講師と参加者は別会場となるリモート講義形式でしたが、多くの方が「驚き・発見・感動」とその「見出し」の発表に高い熱量で取り組んでいる様子が画面越しに伝わってきました。
食も風景も文化も。網走の知られざる“特ダネ”を、
そこに住む人々の手で「再発見」
この「驚き・発見・感動」の発表で、中野さんから度々発せられた「特ダネですね!」というリアクション。地域に住んでいる人だけが知っている魅力こそ、インターネットで検索しても出てこない「特ダネ」であると中野さんは解説し、会場では深く頷いている様子も見られました。
ワークの中で、「あたりまえだと思っていた網走の良さを、東京で暮らしたときに強く感じた」と語ってくれた参加者の方もいらっしゃいました。ローカルの魅力は、そこに暮らす人にとっては「あたりまえ」に感じることも多いのかもしれませんが、実はそれこそが他地域の方にとっては「特別」な価値を持っているもの。移住者目線での「驚き・発見・感動」を紹介してくれた発表では、そこに住んでいる方にとっても「魅力の再発見」があったのではないでしょうか。
その中でも、何名かが「魅力」として発表してくれたのは、能取岬(のとろみさき)やオホーツク海の豊かな自然風景。四季折々で異なる表情を見せるオホーツク海は、多くの方に、それぞれ異なる「驚き・発見・感動」をもたらしているようです。
さらに、その自然が生んだ食文化も魅力。流氷が運んでくる栄養満点なプランクトンで育つ「エゾバフンウニ」や、海を見ながら飲みたい「網走ビール」といった、舌で感じる網走の魅力も紹介いただきました。
「3年後の網走の姿を作る」課題に取り組む全2回
イベント終了後も、Facebookグループでは課題の提出や参加者同士のコミュニケーションが活発に行われています。第2回のワークショップに向けて、「あなたの驚き・発見・感動に基づいた網走市の魅力を発掘してきてください」という課題も提示されましたが、今回取り組む課題が「3年後の網走の姿を作る」と意気込みを語ってくれた参加者の方もいらっしゃいました。
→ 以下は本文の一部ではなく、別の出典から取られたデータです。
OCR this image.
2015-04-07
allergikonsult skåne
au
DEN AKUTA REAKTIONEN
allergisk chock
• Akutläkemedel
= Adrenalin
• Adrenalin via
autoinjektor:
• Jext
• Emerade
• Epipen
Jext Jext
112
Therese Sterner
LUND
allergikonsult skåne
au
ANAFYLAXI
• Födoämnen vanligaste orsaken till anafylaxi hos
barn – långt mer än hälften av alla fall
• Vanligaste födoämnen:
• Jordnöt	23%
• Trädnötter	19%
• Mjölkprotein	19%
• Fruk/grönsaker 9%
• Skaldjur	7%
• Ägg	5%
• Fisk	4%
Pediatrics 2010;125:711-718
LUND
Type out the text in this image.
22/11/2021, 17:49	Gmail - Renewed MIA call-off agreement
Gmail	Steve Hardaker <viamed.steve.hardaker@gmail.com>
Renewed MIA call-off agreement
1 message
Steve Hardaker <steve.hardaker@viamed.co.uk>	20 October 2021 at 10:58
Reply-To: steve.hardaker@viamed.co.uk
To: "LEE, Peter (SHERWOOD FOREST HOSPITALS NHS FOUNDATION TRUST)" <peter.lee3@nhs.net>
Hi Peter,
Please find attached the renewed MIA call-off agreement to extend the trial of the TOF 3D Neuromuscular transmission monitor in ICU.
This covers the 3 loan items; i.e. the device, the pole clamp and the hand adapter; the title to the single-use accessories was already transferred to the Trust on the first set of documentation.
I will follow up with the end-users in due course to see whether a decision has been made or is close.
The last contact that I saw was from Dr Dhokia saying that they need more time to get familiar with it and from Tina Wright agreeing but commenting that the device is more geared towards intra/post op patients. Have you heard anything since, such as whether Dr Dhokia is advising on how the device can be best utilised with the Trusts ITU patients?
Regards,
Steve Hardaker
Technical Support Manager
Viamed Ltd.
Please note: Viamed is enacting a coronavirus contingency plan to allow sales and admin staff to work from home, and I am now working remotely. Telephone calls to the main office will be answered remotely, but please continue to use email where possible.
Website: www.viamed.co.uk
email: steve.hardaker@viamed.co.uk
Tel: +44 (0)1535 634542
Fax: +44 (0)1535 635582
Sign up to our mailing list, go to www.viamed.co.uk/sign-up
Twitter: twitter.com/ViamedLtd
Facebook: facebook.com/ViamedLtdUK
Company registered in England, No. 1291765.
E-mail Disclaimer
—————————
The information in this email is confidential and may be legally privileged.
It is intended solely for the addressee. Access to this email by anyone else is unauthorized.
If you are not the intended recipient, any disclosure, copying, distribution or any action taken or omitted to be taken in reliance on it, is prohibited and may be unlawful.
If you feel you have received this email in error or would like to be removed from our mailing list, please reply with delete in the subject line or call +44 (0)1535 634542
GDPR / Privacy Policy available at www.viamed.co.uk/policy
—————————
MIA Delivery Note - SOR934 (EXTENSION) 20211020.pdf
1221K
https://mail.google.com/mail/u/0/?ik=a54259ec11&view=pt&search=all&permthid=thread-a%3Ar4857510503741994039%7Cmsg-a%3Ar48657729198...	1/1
こうした地域の熱量を未来へ繋げていくべく、参加者のみなさんのフォローアップをオンライン上でも継続して行っています。Facebookグループではそれぞれの投稿に講師がコメントを加え、より良い発信のポイントをレクチャー。参加者は2回目ワークショップまでに網走の魅力を深堀りし、ワークショップ当日は「魅力発掘発信レポート」略して「ハツレポ」を作成します。その後、ローカルの魅力をふるさと納税を活用して発信する方法を、講師と一緒に考えていきます。